The economics are driven by the ability, through database federation, to place tables on a less expensive database platform. In short, the aim is to place data on the least expensive platform that still provides enough performance to satisfy service level agreements (SLAs). In the case of the modern data warehouse architecture this means placing older, colder, data on Hadoop where the costs may be $1000/TB instead of having all of the data in a single data warehouse platform at a parallel RDBMS price point of $35,000/TB. Federation allows these two layers to seem as one to any program or end-user.

This approach may be thought of as a data life cycle infrastructure that has significantly more economic power that the hardware based life cycles suggested by database vendors to date. Let’s consider some of the trade-offs that define the hardware approach and the Hadoop-based approach.

The power of Hadoop federation comes from its ability to manage data placement at a macro level. Here, data is placed appropriately into a separate database management system running on differentiated hardware so that the economics of the entire infrastructure: hardware, software, and network can be optimized. It is even possible to add a third or fourth level to provide more fine-grained economic optimization. But this approach come at a cost. Each separate database optimizes queries at the database level. Despite advances in federation software technology this split optimization cannot optimize many queries. The optimization is not poor, but it is not optimal optimization. The global optimization provided by a single DBMS will almost always out-perform federated optimization.
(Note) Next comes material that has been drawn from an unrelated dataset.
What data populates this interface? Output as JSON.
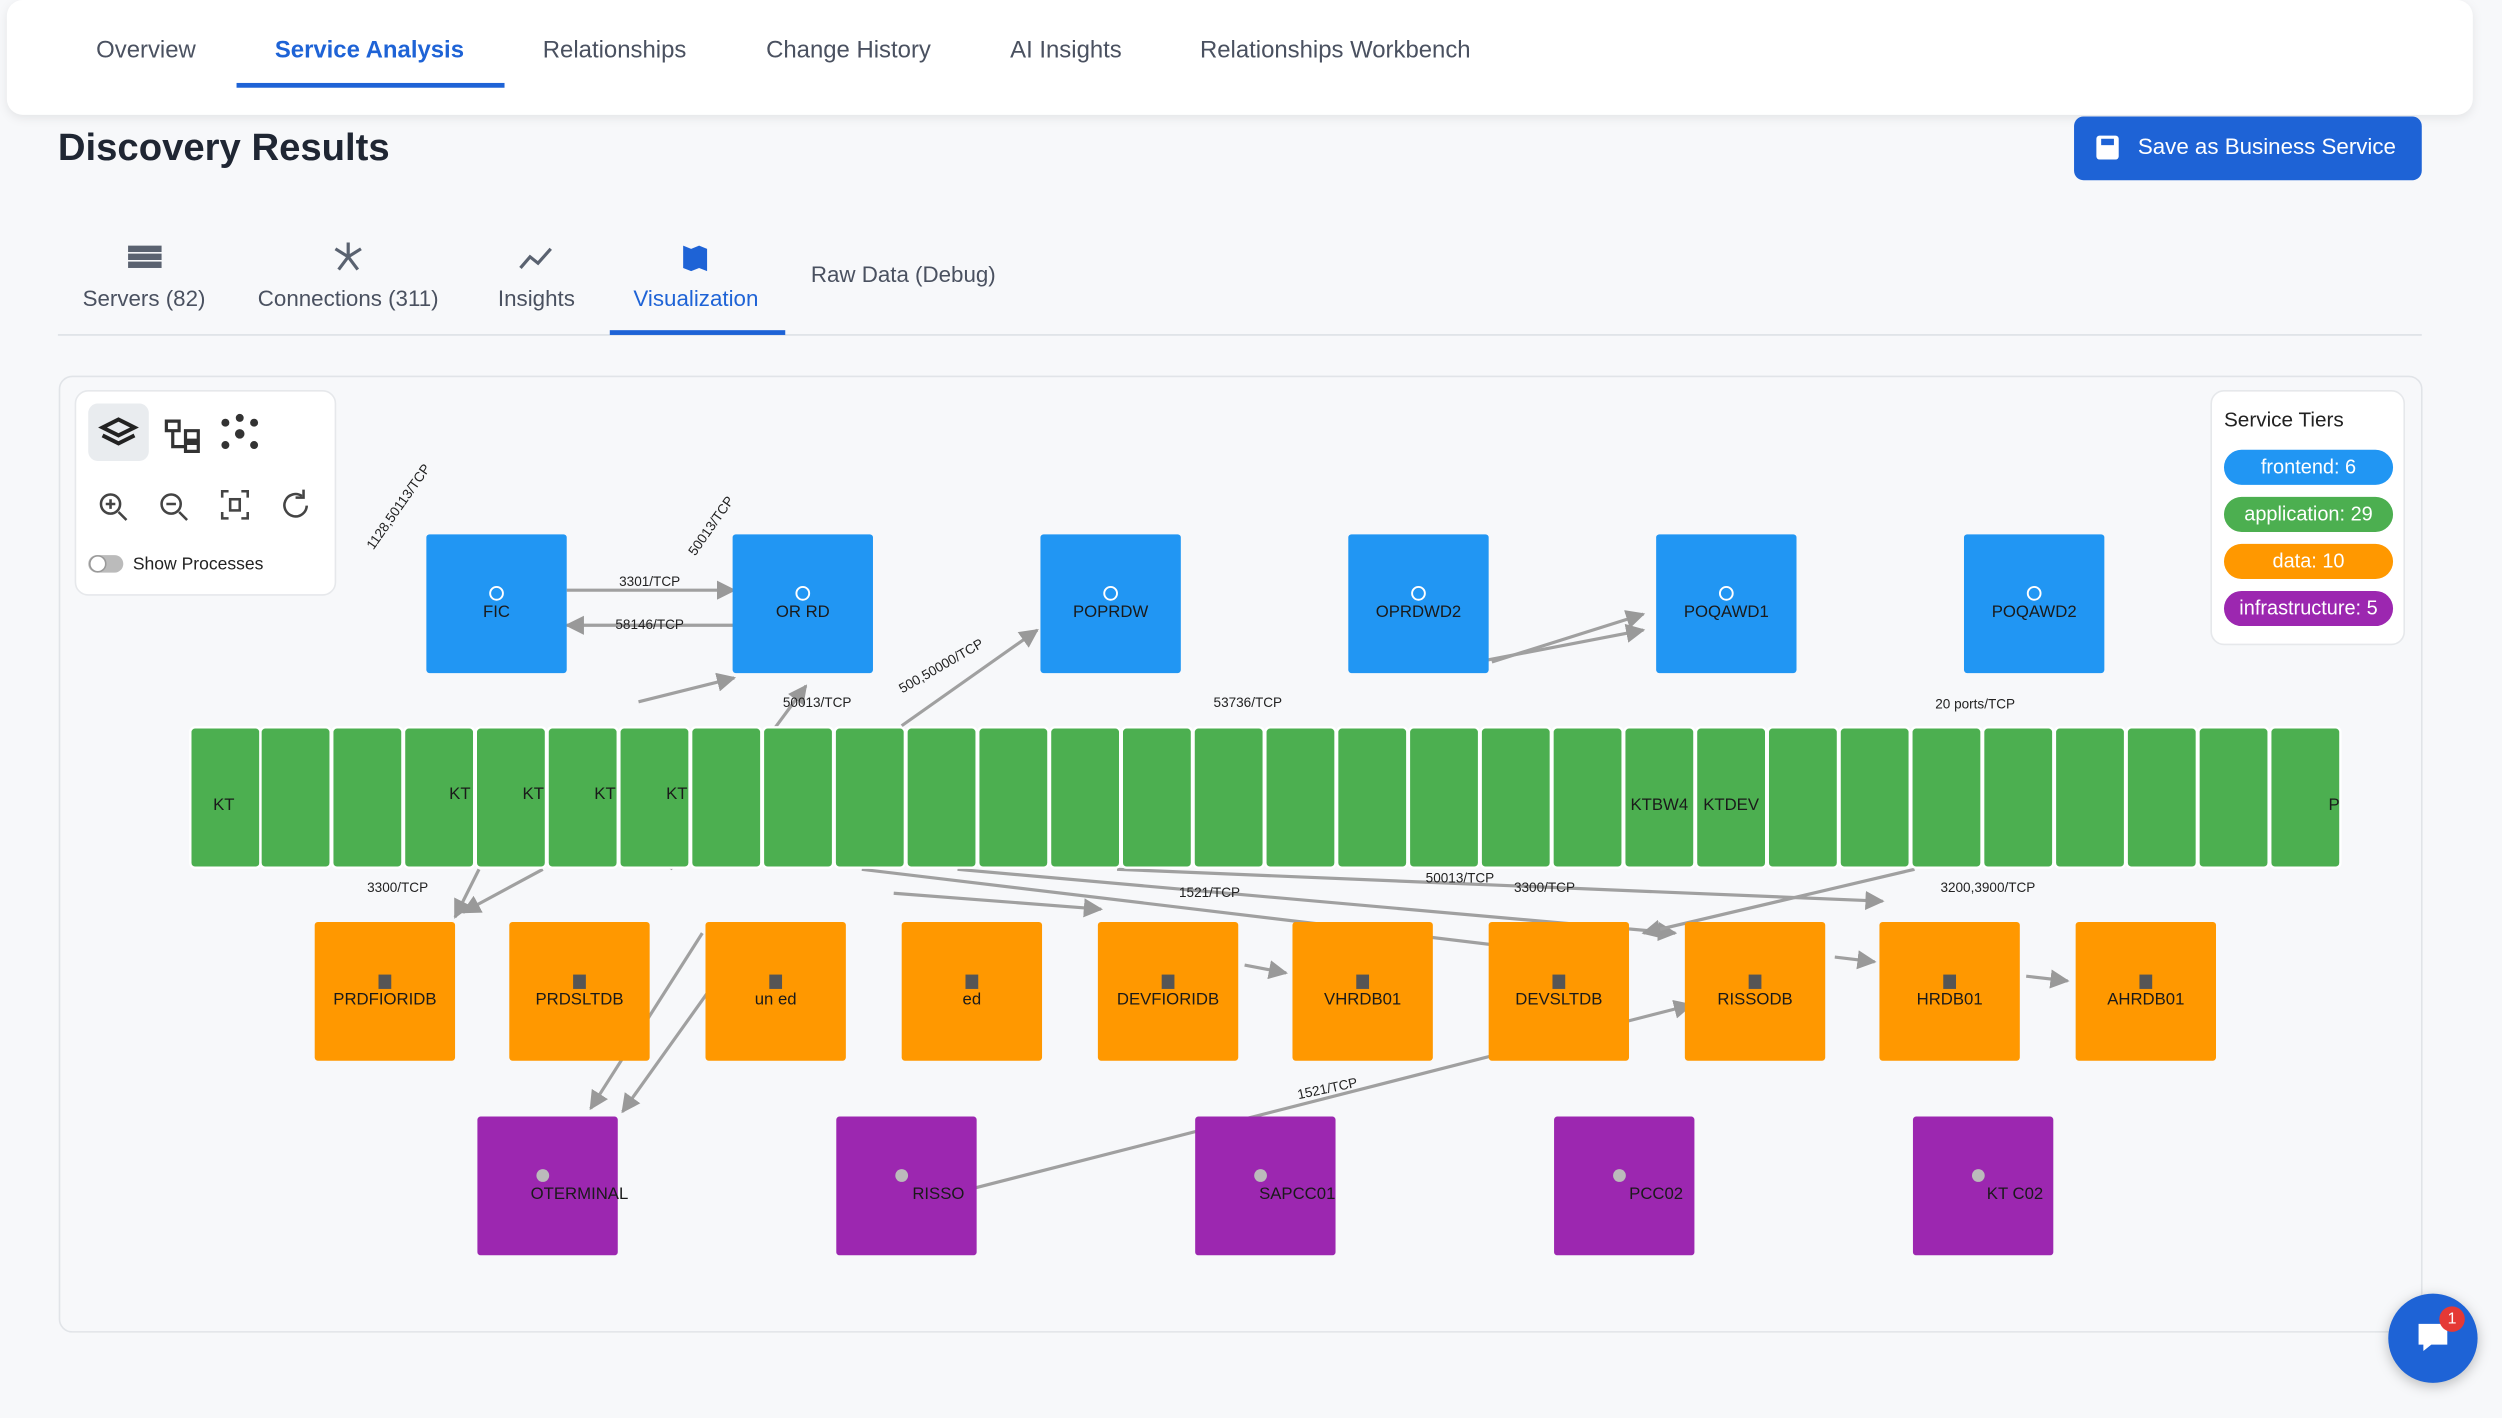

The temperature-based optimization touted by some warehouse vendors provides good global optimization. To date a single DBMS must run on a homogeneous hardware platform with a single price point. Queries run optimally but the optimization can only twiddle around hardware details placing data in memory or on an SSD device or on the faster portion of a disk platter.

Figure 7. Federated Elastic Shared-nothing IaaS
Figure 7. Federated Elastic Shared-nothing IaaS

To eliminate this unfortunate trade-off: good optimization over minor hardware capabilities or fair optimization over the complete hardware eco-system we need a single DBMS that can run queries over a heterogeneous mix of hardware. We need a single database management system, with global query optimization, that can execute queries over multiple layers of hardware deployed in the cloud. We can easily imagine a multi-layered data warehouse with queries federated over several AWS offerings with hotter data on fast nodes that are always available, with warm data on less expensive nodes that are always available, and with cold historical data on inexpensive nodes that come online in processing windows so that you pay for the nodes only when you need them. Figure 7 shows a modern data warehouse deployed across an Amazon cloud.

This different way of thinking about a logical data warehouse is exciting… and a great example of how cloud computing may change everything in the database and data warehouse space.

2 thoughts on “A New Way of Thinking About EDW Federation”

  1. Hi Rob, you’ve nailed the main issue for me with the statement: “The global optimization provided by a single DBMS will almost always out-perform federated optimization.”.

    Query optimisation (spelled the UK way!) is both far harder – especially when distributed/federated/logical architectures are in play – and far more important than a lot of folks realise. A poor query plan can undo a lot of very fine architecture/engineering in a heartbeat.

    Whilst at Dataupia we spent a *lot* of engineering dollars to turn Oracle SQL queries as submitted by the user into efficient parallel PostgreSQL queries that would execute quickly on the underlying Dataupia MPP stack. The MPP speed-up compared to Oracle was great…when it worked. A poor plan could result in worse performance than simply running on a standard Oracle + SMP + SAN/NAS stack.

    Query optimisation across a non-standard technology landscape is where the brains trust need to focus to make federation a sensible reality.